Medal of Honor's initial beta was… not good. You had to shut the game down through the task bar if you decided to bring up the chat for whatever reason. The game just stopped responding to any of your inputs. Hit detection was all over the place, the lethality of a bullet varied from overpowered to curiously underpowered. The game also loved to crash. Well, okay, Medal of Honor's initial beta was… bad. Sure, it was a beta, but with so many problems aggressively hellbent on making it nearly unplayable, you had to wonder, would the game be worth anything in this incredibly competitive multiplayer space?
After the open beta, I can say that it definitely has a chance of being relevant. It definitely borrows from just about any popular military-themed shooter that's come out in the last half decade, but manages to find new ways to go about presenting and utilizing all the mechanics and ideas of Modern Warfare and any other games of its ilk. The popular phrase for Medal of Honor's multiplayer seems to be “It's like Bad Company 2 and Modern Warfare saw something in each other, went out for a few weeks, fell madly in love and then conceived this adorable package of extreme military multiplayer game.” This is partially true.
The game looks and sounds like Bad Company 2. The kind of scale and war-like atmosphere that Bad Company 2 did so well is fully present in Medal of Honor. The game sounds great; the guns sound awfully deadly and receiving a bullet wound sounds absolutely painful. Explosions, the constant and persistent screaming from soldiers on both sides creates the kind of intensity that DICE does a great, great job of creating. That's pretty much all that it takes from Bad Company 2, the atmosphere.
The game plays and is designed like Modern Warfare. The sizes of the maps available in the open beta are small, emphasizing infantry combat. It's probably the reason DICE didn't up the cap to 32 for the PC version, like they did for Bad Company 2, because any more players than the 24-player count would make for an irritating and confusing brand of chaos.
From the total lack of recoil to the size of the maps, Medal of Honor screams Modern Warfare. It finds much-needed disparity in a few key areas. Instead of kill streaks, there are scorechains. The difference between the two is that Medal of Honor asks you to hit a certain score before you die. Kills, kill assists, capturing points and even using a scorechain reward counts toward your point quota. Each new tier of a scorechain presents both offensive and defensive actions. Do you call in the rocket strike or do you hand your team out match ammo? FMJ bullets or flak jackets for your entire team? It's a fun take on the kill streaks.

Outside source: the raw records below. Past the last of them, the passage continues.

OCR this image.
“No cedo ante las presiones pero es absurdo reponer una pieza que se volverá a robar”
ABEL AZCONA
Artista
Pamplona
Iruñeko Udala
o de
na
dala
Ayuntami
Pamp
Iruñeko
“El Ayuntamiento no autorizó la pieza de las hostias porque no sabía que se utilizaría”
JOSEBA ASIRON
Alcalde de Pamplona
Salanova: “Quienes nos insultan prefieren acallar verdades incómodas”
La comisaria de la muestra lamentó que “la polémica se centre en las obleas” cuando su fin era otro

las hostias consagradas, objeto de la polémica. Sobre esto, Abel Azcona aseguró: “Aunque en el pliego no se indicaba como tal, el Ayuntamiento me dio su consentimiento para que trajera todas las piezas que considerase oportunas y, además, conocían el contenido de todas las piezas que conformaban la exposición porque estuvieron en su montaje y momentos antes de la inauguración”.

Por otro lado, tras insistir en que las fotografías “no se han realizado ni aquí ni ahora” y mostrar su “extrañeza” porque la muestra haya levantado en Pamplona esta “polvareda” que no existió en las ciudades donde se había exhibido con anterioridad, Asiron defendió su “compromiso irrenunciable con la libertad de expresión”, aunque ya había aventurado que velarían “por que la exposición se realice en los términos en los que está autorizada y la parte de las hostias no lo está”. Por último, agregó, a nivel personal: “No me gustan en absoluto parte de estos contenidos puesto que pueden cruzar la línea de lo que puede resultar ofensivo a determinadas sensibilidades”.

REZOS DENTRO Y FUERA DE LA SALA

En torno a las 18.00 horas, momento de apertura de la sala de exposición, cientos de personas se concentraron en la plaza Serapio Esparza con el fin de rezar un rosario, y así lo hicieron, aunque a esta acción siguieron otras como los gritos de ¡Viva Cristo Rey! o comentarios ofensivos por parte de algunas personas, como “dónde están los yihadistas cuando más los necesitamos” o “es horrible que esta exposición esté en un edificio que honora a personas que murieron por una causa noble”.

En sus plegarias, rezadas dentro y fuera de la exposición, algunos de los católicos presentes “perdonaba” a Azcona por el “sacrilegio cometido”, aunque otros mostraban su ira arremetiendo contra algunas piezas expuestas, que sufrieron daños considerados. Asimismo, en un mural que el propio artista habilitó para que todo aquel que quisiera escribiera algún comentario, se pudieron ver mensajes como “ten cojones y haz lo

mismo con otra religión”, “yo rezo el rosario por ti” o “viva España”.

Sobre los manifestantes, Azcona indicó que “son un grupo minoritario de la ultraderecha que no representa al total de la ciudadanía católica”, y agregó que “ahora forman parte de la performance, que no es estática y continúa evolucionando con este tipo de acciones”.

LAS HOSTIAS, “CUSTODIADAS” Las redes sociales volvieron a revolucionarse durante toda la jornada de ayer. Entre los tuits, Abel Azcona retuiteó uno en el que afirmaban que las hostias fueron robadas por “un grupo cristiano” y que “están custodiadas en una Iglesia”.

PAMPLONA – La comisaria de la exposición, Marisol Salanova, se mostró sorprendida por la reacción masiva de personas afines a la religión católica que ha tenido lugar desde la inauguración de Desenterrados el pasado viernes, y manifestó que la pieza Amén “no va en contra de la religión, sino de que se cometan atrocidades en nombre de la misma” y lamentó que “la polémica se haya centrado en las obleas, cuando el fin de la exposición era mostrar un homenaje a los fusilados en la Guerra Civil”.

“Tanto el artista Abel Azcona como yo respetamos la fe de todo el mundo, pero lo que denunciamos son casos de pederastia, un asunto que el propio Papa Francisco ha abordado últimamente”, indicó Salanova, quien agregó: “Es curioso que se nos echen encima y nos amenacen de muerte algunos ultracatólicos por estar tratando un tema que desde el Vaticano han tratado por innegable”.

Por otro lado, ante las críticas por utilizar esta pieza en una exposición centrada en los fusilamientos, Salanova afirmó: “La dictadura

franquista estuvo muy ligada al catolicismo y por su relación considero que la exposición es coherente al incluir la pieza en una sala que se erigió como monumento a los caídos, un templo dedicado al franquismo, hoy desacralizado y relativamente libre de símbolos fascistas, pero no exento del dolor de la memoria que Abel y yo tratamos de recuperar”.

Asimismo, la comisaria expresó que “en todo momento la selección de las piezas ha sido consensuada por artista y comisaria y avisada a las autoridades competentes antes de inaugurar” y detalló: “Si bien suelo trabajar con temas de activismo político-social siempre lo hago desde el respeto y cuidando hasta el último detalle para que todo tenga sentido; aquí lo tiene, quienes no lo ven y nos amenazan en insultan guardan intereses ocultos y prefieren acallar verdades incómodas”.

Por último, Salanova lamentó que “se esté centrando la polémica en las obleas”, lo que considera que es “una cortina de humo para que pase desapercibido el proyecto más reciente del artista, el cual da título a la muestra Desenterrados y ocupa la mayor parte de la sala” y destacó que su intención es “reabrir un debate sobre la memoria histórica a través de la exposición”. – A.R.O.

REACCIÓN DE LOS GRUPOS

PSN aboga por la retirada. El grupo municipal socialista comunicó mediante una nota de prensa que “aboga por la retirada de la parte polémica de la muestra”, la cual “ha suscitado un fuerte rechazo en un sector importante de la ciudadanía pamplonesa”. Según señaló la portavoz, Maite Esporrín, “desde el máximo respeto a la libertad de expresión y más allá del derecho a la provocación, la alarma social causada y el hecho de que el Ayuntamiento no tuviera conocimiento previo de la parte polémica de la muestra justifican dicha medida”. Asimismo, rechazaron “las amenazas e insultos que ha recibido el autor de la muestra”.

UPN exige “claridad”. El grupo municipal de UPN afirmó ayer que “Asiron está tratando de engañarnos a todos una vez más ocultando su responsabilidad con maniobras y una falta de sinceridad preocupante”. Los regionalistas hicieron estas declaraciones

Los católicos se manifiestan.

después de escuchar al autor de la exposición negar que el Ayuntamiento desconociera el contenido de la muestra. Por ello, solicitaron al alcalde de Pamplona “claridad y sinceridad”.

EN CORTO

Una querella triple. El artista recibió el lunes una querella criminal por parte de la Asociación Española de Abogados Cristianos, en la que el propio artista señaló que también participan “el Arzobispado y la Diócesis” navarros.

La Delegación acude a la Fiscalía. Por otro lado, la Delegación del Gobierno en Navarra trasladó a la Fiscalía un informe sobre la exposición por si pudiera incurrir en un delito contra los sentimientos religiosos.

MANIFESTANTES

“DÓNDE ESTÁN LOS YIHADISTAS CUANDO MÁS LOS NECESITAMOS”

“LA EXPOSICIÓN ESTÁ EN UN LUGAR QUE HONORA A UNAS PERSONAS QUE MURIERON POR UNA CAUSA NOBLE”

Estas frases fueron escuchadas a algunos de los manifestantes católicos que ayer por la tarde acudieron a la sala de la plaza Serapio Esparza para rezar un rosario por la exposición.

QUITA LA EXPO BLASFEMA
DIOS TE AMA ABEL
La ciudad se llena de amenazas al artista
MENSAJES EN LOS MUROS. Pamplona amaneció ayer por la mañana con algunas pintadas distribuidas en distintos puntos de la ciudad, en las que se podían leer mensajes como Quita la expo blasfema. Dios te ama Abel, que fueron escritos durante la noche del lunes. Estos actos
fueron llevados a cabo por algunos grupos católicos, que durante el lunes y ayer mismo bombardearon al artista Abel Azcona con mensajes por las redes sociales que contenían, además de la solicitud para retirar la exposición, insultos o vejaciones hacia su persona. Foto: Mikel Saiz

The beta came with two game modes: Combat Mission and Sector Control. If you've played Bad Company 2, the analogy would be Combat Mission is to Rush as Sector Control is to Conquest, because that's exactly what they are, just without the scale of Bad Company 2. Combat Mission is all about securing one objective after another as the attackers, while the defenders stop that from happening. It's absolutely brutal when on the offensive front due the lack of potential flanking routes and cramped spaces, while the defenders are practically encouraged to camp and take potshot of anyone trying to take an objective. The one-sided nature of this mode and map makes it hard to recommend as the mode to play in Medal of Honor.
Sector Control, on the other hand, is the mode to play in Medal of Honor. It's about capping points, multiplying the number of points you get until you eventually win. It emphasizes movement and running all over the map to do your part. It's the more dynamic, varied and fair mode and it's where I spent the majority of my open beta time.
What else? Well, the game goes with classes instead of creating your own and considering how these two maps in the open beta were designed – long lines of sight for both sides, straight routes that go from one end of the map to another – it's kind of required that there are certain, permanent load-outs for each class. For example, the rifleman class, the tip of your offensive line, comes with smoke grenades instead of frags, making him the go-to class for creating portable cover to make it to other side without being torn apart. There are still plenty of load-out options for each class, with presumably plenty of weapons, and sight and ammo types for each class once the game makes it to release.
Medal of Honor is only a few days away now and if the open beta has done anything, it's made me actually consider buying the game. There's a solid multiplayer game here and if the rest of the maps and modes can deliver, than it might have the kind of staying power that it aspires to achieve. You've got Black Ops, you've got Bad Company 2: Vietnam and you have Medal of Honor… maybe. It has a chance and that's more than you could say for the dozens of other shooters trying to make their way into this multiplayer space.